Written by Sofia López Piqueres,

Drug trafficing Wordcloud
Copyright by mypokcik, 2012.
Used under licence from Shutterstock.com

In 1987 amid growing concerns over the dimensions of what is often referred to as the ’world drug problem’, the United Nations (UN) General Assembly passed resolution 42/112 establishing 26 June as the ’International Day against Drug Abuse and Illicit Trafficking‘ to raise awareness of these issues. Through the observance of this day, the UN aimed to underline the need to reinforce cooperation so as to achieve the objective of an international society free of drug abuse. The UN, however, had been working on these topics for over two decades before the International Day was declared. The first major UN Convention on drugs was the Single Convention on Narcotic Drugs of 1961, an initiative spurred by the USA with the aim of replicating at global scale their prohibitionist approach to the production and supply of narcotic drugs (except for medical and scientific purposes). In this Convention, substances were divided in four schedules depending on their risk and supposed therapeutic value.

In the 1960s a new range of psychoactive substances became fashionable and countries decided to step up their combat against drugs. Some argue that the pressure exerted by the large pharmaceutical industry in the US and Europe, worried about seeing its products subject to the same strict controls set out in the 1961 Convention, was key in the negotiation of the 1971 Convention on Psychotropic Substances, in which a difference between ’narcotics‘ and ’psychotropic substances‘ was incorporated. This differentiation was translated into less severe controls of all substances other than those contained in schedule I, which the Commission on Narcotic Drugs considered to have no therapeutic value. In the 1970s and 1980s, in order to meet the increasing demand for cannabis, heroin and cocaine for non-medical purposes, criminal groups spread and illicit drug trafficking grew into a very profitable business. When the biggest surge in the use of crack cocaine across the United States occurred in the 1980s, the US government opted to introduce compulsory sentences in its legal system and tried again to export its model, urging other countries to join their ’war on drugs’.

In this context, the UN convened a conference whose outcome was the Convention against Illicit Traffic in Narcotic Drugs and Psychotropic Substances of 1988. This Convention added several precursor chemicals, reagents and solvents widely used in the illicit manufacture of narcotic drugs to the schedules.
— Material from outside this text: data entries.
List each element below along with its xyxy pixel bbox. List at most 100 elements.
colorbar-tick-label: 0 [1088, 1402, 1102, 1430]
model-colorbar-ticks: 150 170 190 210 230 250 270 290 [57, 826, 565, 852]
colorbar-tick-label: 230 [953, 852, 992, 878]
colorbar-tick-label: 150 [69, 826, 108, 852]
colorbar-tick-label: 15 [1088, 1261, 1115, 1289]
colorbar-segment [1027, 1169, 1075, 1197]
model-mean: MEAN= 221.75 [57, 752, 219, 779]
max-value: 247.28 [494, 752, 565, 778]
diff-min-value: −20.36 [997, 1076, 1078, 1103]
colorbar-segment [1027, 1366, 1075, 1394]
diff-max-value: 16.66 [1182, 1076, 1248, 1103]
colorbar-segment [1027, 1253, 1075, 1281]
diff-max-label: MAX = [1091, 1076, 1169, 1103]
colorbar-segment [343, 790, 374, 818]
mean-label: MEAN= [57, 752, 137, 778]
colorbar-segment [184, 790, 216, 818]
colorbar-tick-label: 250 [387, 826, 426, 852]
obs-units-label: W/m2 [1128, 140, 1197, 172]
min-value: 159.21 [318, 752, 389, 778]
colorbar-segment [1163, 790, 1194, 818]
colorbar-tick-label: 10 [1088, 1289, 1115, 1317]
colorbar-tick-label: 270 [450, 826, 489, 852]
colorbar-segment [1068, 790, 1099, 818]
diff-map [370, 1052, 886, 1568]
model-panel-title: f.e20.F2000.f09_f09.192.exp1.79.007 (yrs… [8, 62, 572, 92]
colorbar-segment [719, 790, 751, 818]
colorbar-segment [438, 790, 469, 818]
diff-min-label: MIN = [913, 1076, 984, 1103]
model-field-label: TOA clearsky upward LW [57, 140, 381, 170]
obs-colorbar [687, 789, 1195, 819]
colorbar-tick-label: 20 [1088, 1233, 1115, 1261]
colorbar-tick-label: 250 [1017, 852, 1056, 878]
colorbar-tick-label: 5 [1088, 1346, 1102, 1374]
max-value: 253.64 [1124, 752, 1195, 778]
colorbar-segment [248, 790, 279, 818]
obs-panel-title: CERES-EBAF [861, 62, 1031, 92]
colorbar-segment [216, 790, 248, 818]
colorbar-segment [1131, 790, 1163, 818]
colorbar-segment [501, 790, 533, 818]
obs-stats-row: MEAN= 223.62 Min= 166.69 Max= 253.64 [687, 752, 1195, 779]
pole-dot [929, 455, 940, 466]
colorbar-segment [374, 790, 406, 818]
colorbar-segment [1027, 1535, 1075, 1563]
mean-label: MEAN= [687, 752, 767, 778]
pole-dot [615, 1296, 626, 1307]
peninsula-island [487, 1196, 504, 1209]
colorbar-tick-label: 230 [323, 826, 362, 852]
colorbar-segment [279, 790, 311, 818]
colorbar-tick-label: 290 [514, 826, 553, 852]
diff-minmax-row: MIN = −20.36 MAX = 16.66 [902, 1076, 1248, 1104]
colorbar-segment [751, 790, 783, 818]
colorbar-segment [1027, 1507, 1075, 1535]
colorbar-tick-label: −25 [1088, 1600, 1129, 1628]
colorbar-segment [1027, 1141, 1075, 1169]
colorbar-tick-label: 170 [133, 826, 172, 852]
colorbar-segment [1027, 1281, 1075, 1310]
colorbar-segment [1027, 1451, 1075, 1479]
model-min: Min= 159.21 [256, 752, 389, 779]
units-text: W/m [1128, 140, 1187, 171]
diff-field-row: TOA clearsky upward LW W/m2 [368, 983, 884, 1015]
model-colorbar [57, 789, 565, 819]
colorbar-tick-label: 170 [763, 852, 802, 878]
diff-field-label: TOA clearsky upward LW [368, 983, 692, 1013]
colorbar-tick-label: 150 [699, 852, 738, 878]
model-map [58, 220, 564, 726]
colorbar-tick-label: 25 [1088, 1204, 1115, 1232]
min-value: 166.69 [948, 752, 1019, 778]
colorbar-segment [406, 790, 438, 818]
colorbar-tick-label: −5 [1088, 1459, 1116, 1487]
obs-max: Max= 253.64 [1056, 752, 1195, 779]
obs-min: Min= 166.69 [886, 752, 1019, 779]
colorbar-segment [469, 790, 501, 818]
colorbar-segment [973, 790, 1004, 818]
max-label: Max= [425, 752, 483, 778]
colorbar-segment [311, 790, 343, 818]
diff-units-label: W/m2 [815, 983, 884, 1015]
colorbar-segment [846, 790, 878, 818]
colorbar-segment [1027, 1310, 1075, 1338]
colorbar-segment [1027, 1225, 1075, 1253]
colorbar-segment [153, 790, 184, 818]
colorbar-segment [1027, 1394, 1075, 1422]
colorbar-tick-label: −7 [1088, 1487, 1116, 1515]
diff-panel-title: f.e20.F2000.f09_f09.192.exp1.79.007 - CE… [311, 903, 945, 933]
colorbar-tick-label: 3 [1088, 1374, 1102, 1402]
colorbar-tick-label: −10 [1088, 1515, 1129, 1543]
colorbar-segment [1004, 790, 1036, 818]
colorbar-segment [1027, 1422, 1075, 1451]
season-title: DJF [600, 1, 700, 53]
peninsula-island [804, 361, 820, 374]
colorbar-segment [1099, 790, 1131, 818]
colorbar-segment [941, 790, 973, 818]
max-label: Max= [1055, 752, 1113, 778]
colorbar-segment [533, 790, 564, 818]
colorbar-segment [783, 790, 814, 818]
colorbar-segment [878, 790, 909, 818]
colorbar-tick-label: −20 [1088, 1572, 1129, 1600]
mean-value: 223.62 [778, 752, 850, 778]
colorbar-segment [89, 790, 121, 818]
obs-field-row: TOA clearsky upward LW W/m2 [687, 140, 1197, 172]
However, the most controversial element was that it reinforced the obligation of countries to criminalise all aspects of the illicit production, possession and trafficking of the substances listed in those treaties.

It was also in the 1980s, a decade in which the consumption of heroin in Europe peaked, that the European Communities started collaborating in the fight against drug trafficking and drug addiction at the UN level. One of the first key interventions was the participation in the 1988 Vienna Conference that shaped that year’s Convention. That same year, at the initiative of the European Parliament, a specific line to address the problem of drugs was included in the Community budget.

Furthermore, since the adoption of the 1988 Convention, the EU has been participating in the UNGASS (United Nations General Assembly Special Session on Drugs) debates, and since 2007 it has presented its common positions on the topics at stake. The EU has also developed several Strategies and Action Plans in the fight against drugs over the years, the most recent one being the EU Drugs Strategy for 2013-20.

EU actions are carried out against the backdrop of Article 168 of the Treaty on the Functioning of the EU, which states that the Union’s action is complementary to that of its Member States when it comes to ’reducing drugs-related health damage, including information and prevention’. The Member States, however have given the Union the mandate to regulate some specific issues related to drug trafficking. These include preventing money laundering and the diversion of chemical precursors used in the manufacturing of illicit drugs.

At the beginning of the 1990s, the idea that the war on drugs was a failure began gaining strength in Europe, as illustrated by a number of European Parliament resolutions and recommendations. The idea to move away from the ’police and justice‘ approach to drug-related problems and treat them as healthcare issues has been gaining ground in the EU. In particular, the concept of ’harm reduction‘ – at first a distinctive element of some domestic drug policies – came to be accepted at EU level as part of a balanced approach combining prevention, treatment, social rehabilitation and supply-reduction measures, and it was then promoted by the EU at UN level.

The lack of consensus among EU Member States on the need to maintain, amend or repeal the UN Conventions on drugs, was neither reflected in the UNGASS 2016 outcome document, nor in the EU common position on UNGASS 2016, which highlighted that the EU maintains a ’strong and unequivocal commitment to the UN Conventions‘. In addition to the lack of consensus, possible pressure exerted by the US may have played a role in keeping the EU’s commitment to the UN Conventions.

Current trends of drug consumption in the EU

The disparities between Member States apply also to drug consumption patterns. The 2016 European Drug Report elaborated by the European Monitoring Centre for Drugs and Drug Addiction concluded that cocaine use is higher in western and southern Europe, whereas amphetamines prevail in northern and eastern Europe. This study also noted that there has been a recent growth in the consumption of cannabis and stimulant drugs such as MDMA, as well as an escalation in the number of deaths related to misused medicines.